1915 yıllarında dönemin İttihat Terakki Partisi Dahiliye Nazırı Mehmet Talat, Ermeni halkını katletmek için “Vurun, Yıkın, Öldürün” talimatını verir. 1978 yılının Aralık ayında Maraş’ta Alevileri katleden faşistlere “Saldırın, bunlar Müslüman değil. Bunları öldürmek sevaptır. Öldürdüğünüzde cennete gideceksiniz” talimatı verilir. Otomatik silahlarla Alevilerine saldırırlar. Yaşanan vahşet o kadar büyük boyuttadır ki, gençler “Elimden bir şey gelmediği için kendimden bile nefret eder duruma geldim” diyebilmektedir.

2000 yılının Aralık ayında kadın devrimci tutsakları “diri diri yaktılar.” Böyle başlıyor devrimci tutsakların haykırışı… 19 Aralık 2000, devrimci hafızamıza kazınan katliam günüdür. Yüreklerimiz bir kez daha yangın yerine döndü. Şafağın sinsice karanlığa boğulduğu o gün öfkemiz hiç dinmedi, bilincimiz eylem fikrinden asla vazgeçmedi.

Önce Kürt kadınlar vurulur: Taybet Ana

Acılarına yas tutacak zaman dahi bulamayan bir Kürt halk gerçekliği yaşanıyor. Daha bir katliamın acı ve yaraları sarılmadan, yası bile tutulmadan başka bir infazla karşılaşıyor Kürt anaları, gençleri, halkı.

Ermenilerin yaşadığı soykırım sonrası varlıklarının son bulmasıyla birlikte -bir anlamıyla- fiziki acıları da sonlanır. Acılar geride kalanların hafızasında yaşamaya devam eder. Ancak Kürtlerin acıları soluk almadan devam ediyor. Bu tarifi ve tanımı zor acılar, anaları direniş ve onurun öncüsü yapıyor.

Taybet Ana’nın katledilmesi karşısında çaresiz kalan evladı “Annem vurulduğunda haber verdiler. Koştuk. Biz daha varmadan amcam gitmek istemiş onu da vurmuşlar. Annem sokakta cansız bedeniyle bize bakıyordu. Gitmek istedim tuttular.

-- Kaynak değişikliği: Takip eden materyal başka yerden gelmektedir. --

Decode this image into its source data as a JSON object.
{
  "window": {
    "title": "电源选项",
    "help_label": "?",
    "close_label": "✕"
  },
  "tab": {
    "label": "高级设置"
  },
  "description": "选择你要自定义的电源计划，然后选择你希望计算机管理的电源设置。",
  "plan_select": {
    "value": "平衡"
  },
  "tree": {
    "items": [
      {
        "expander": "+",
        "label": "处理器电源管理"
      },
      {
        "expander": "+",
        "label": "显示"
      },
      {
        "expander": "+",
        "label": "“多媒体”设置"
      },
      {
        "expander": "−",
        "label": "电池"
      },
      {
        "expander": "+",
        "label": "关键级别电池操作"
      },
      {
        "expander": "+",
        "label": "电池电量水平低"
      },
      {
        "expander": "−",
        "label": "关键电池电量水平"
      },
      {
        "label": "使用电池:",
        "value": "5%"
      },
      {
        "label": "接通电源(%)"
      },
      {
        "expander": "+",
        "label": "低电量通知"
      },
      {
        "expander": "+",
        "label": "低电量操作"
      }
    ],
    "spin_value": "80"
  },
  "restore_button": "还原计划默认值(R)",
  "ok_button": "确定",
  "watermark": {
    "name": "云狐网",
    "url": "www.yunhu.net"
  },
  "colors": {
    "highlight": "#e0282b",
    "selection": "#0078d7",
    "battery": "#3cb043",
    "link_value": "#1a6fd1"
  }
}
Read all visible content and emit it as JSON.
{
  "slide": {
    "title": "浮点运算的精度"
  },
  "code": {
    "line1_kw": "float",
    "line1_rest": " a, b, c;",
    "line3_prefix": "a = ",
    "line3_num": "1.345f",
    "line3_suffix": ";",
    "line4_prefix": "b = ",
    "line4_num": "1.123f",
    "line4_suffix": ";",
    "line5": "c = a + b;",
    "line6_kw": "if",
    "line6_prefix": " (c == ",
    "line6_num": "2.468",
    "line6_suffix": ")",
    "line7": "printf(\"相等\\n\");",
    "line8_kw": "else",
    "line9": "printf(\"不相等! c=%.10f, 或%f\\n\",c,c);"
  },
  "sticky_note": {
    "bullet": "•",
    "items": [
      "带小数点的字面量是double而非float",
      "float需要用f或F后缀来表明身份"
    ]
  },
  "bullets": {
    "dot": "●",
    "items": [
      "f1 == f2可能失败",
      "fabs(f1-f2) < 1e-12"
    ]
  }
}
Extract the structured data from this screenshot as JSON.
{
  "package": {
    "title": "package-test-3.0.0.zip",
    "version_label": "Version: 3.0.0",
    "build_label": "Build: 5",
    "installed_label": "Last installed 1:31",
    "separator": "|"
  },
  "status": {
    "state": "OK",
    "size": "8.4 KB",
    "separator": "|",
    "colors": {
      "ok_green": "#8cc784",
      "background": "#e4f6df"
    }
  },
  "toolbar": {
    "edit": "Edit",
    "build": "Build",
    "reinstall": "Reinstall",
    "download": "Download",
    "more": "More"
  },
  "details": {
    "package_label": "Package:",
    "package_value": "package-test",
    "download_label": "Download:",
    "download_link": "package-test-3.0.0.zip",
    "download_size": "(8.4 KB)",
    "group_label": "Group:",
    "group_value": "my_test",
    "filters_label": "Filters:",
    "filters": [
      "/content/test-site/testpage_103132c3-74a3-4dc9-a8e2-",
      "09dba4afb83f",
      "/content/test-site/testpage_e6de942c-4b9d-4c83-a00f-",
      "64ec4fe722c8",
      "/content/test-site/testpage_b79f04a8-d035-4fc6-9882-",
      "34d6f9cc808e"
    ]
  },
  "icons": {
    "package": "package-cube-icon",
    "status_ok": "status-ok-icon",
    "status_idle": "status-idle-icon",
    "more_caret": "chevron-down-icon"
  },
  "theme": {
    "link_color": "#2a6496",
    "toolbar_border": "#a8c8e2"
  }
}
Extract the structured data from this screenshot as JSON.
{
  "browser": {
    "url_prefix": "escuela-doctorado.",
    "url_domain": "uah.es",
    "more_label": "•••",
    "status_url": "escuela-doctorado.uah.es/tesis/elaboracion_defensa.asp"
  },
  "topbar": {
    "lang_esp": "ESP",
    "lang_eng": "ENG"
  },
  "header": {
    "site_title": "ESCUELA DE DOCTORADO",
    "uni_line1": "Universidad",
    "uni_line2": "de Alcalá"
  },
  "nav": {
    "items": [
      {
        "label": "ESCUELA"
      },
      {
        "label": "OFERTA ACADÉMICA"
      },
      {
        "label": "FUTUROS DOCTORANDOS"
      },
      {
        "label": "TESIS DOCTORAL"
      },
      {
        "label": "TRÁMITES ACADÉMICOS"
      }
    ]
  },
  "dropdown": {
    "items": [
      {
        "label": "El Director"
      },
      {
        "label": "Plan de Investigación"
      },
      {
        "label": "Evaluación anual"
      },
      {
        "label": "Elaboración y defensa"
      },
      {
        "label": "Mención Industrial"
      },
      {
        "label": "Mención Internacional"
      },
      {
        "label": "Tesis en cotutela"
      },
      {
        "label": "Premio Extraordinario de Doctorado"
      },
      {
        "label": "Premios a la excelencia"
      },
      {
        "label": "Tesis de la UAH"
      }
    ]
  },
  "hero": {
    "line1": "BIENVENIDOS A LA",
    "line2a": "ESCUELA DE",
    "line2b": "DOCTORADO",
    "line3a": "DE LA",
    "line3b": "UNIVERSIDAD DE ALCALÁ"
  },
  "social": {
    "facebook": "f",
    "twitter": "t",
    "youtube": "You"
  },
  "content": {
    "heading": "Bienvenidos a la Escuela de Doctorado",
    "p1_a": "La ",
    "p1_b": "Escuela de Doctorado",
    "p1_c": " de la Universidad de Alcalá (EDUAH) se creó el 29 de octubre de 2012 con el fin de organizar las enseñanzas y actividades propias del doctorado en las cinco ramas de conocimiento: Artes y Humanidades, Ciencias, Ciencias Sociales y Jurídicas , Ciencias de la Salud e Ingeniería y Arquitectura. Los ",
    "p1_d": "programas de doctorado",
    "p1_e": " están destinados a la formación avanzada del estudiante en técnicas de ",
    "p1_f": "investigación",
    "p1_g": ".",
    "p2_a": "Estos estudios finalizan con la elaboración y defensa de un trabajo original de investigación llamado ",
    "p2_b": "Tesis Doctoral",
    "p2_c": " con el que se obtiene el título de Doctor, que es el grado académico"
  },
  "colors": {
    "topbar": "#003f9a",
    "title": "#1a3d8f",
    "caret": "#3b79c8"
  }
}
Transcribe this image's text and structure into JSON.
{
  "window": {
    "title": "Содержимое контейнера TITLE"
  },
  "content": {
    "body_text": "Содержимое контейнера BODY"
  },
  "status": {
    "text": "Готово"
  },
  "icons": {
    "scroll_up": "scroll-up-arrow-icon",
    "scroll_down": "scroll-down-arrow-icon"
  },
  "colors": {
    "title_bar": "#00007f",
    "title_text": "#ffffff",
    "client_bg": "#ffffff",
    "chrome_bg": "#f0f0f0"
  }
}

Ağladım. Ağladım. Ağladım. Bir hafta cansız bedeni yerde kaldı. Köpekler gelir, kuşlar konar diye uyuyamadık” demişti.

Türk savaş uçakları çocuk yaştaki 34 Kürt gencini sorgusuz sualsiz infaz eder. Türk Genel Kurmayı yaptığı açıklamada “PKK’li bir terörist grubun etkisiz hale getirildiğini” açıklar. Parçalanmış çocuk bedenleri yanık halleriyle battaniyelere sarılır, hayvanlara bindirilerek köye taşınır. Soğuktan ve güneşten yanmış esmer kaçakçı çocuklar, toprağı öperek adaletsiz dünyaya veda ederler. Sadece görüntüleri bile, izleyen her onur ve vicdan sahibi insanı öfke yağmuruna tutar.

Tarih ve an tanıktır ki, her Kürt “PKK’li olmak” bahanesiyle katledilme tehdidi altındadır. Katliam ve infazlara ses çıkaran, temel hak ve özgürlükleri savunan hukukçular da kalleşçe arkalarından kurşunlanarak, savundukları çocukların yüzlerine döndürülür.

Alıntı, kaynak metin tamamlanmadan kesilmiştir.